Qwen3.6-35B on my laptop drew a better pelican than Claude Opus 4.7

Simon Willison compares the SVG generation capabilities of two newly released models: Qwen3.6-35B-A3B (running locally via LM Studio) and Claude Opus 4.7 (Anthropic's proprietary model). Using his 'pelican riding a bicycle' benchmark and a backup 'flamingo riding a unicycle' test, he finds the locally-running Qwen model produces better illustrations. However, HN comments note that Opus still significantly outperforms Qwen on coding tasks (95/98 vs 11/98 on Power Ranking), suggesting the comparison is task-specific rather than indicative of overall model capability.

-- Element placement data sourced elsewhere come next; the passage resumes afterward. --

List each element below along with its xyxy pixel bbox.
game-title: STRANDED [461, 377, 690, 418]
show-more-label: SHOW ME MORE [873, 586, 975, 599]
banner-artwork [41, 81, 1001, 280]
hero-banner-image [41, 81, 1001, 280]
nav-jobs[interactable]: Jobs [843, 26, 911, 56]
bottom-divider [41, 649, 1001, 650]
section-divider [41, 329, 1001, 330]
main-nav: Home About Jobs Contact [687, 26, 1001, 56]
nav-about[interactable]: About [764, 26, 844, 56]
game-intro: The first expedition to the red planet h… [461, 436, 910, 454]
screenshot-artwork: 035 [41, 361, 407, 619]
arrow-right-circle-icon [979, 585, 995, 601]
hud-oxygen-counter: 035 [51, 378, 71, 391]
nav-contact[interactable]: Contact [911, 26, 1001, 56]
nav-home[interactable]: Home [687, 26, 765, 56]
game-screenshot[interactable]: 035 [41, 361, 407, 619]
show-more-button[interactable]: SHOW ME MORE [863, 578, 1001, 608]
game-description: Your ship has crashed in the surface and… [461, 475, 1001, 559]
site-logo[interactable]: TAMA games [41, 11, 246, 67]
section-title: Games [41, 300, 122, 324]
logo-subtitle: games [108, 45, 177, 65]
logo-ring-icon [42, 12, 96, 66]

Simon Willison's 'pelican riding a bicycle' SVG benchmark just produced a result nobody expected. Alibaba's Qwen3.6-35B-A3B, running locally on his MacBook Pro M5 through LM Studio, drew a better pelican than Anthropic's latest. Opus couldn't even get the bicycle frame right. Willison tested a backup prompt too, 'flamingo riding a unicycle,' and gave that one to Qwen as well, partly because the model slipped a sunglasses comment into its SVG code.

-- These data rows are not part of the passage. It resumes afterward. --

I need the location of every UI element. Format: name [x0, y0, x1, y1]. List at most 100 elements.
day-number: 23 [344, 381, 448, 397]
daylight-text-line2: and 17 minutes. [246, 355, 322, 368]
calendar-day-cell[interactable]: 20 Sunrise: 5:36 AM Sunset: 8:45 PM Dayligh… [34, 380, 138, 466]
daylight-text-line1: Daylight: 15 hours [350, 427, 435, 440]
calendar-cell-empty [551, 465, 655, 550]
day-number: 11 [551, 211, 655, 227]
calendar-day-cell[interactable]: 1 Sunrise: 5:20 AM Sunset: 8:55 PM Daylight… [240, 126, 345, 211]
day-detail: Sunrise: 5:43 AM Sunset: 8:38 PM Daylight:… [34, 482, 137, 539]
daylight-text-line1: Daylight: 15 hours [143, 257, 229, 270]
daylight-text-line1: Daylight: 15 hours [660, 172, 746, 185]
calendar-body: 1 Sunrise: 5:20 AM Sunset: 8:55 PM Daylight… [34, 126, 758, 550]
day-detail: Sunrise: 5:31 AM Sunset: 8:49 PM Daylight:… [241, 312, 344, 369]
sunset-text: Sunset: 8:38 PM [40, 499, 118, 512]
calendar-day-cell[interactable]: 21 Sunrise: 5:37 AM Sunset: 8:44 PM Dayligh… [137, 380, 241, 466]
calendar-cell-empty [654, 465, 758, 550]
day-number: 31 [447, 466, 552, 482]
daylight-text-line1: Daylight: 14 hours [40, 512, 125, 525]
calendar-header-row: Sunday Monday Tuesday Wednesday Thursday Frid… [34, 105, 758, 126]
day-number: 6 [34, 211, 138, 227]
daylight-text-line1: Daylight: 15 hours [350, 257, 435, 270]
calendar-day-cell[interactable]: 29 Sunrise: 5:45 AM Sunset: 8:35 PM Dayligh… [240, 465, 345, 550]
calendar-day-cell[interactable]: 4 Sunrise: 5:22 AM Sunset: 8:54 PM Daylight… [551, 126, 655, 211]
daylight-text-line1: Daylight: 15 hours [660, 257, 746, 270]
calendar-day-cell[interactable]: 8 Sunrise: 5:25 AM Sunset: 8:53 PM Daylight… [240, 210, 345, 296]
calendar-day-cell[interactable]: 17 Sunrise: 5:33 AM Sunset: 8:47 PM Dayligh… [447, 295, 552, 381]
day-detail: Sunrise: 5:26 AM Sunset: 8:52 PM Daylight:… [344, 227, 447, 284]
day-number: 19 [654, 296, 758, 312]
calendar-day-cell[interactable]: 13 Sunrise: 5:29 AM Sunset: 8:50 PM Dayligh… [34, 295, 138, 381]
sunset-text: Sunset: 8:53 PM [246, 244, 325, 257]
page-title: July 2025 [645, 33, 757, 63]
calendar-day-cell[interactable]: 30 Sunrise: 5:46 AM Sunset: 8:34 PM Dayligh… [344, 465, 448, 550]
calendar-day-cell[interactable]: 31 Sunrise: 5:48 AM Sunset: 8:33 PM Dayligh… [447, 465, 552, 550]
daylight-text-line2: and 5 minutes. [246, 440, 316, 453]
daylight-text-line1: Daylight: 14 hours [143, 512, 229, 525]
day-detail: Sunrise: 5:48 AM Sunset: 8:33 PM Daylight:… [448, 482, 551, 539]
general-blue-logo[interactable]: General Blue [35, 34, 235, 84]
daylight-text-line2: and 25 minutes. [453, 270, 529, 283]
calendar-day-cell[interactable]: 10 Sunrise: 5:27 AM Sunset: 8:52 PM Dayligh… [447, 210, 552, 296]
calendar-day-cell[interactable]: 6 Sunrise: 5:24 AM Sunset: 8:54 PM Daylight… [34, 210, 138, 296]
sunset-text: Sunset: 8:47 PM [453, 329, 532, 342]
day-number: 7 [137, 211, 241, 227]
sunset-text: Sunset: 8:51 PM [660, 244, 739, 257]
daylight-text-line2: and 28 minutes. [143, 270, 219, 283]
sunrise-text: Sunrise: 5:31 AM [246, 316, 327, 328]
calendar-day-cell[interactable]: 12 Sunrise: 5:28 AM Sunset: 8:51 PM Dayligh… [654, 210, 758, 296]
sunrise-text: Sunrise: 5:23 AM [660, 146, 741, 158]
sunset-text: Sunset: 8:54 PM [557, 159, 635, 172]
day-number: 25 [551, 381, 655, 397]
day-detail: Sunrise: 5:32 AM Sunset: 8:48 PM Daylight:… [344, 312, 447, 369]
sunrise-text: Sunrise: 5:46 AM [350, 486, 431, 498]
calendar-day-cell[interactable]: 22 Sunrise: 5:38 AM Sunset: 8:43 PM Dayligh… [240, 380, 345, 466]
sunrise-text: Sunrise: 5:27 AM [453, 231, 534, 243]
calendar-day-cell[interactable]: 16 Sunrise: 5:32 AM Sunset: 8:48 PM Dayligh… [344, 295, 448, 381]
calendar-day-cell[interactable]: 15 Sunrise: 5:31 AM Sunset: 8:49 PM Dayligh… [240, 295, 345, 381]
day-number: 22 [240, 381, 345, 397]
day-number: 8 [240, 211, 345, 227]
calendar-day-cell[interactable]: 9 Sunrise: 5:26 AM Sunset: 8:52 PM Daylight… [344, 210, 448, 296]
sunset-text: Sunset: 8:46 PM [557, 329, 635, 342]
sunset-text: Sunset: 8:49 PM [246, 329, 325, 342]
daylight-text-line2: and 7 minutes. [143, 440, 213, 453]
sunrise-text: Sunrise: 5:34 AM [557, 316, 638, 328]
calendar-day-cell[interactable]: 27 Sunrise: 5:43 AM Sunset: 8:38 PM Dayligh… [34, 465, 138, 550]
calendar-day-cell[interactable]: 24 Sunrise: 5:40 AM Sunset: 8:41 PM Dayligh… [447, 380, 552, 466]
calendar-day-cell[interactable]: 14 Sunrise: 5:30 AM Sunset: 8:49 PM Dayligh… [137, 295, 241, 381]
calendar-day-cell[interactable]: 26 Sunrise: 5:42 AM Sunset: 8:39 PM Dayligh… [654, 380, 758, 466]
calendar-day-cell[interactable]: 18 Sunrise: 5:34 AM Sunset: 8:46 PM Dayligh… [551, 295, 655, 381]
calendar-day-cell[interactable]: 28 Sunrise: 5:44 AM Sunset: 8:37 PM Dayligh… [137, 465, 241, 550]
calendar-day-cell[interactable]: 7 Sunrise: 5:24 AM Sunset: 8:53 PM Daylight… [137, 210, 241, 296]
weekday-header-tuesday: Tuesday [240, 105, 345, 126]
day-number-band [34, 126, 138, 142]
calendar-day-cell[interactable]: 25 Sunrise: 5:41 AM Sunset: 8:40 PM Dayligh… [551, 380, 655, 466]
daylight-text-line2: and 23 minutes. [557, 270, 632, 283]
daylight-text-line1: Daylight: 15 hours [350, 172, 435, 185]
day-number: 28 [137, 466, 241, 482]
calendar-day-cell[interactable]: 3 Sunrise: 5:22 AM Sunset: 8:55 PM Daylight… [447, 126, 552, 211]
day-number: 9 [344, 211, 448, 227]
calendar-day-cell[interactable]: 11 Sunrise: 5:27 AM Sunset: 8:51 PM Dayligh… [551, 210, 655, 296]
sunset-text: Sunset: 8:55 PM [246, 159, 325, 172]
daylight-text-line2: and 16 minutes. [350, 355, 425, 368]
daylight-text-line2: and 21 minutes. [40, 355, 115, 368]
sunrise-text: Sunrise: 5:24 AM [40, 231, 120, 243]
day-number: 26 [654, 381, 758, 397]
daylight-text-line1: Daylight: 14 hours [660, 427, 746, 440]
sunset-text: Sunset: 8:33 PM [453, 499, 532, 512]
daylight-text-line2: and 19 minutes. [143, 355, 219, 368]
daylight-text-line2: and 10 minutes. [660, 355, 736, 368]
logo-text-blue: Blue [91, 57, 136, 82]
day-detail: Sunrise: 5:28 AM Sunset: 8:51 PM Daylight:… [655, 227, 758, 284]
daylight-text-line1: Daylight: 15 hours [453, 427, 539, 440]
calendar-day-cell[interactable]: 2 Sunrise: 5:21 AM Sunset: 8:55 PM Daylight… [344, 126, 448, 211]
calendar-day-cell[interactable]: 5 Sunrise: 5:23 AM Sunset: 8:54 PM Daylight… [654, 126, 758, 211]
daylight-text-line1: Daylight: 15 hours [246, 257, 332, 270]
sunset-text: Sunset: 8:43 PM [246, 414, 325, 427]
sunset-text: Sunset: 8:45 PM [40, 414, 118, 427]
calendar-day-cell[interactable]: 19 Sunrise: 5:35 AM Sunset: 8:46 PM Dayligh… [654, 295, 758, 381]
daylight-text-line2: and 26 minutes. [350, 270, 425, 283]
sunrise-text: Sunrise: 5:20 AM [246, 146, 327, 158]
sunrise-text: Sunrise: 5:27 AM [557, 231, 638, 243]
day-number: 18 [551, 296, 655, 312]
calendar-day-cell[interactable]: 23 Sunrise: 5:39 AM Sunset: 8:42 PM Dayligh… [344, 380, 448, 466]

Willison is the first to admit his pelican benchmark has always been a joke. A funny one, and historically it correlated with overall model quality. That correlation is now broken. He doesn't think a 21GB quantized model running on a laptop is more useful than coding benchmarks for general tasks. The numbers agree. On coding benchmarks, Qwen 3.6 35B solves 11 out of 98 tasks. Opus 4.7 nails 95 out of 98. Not close.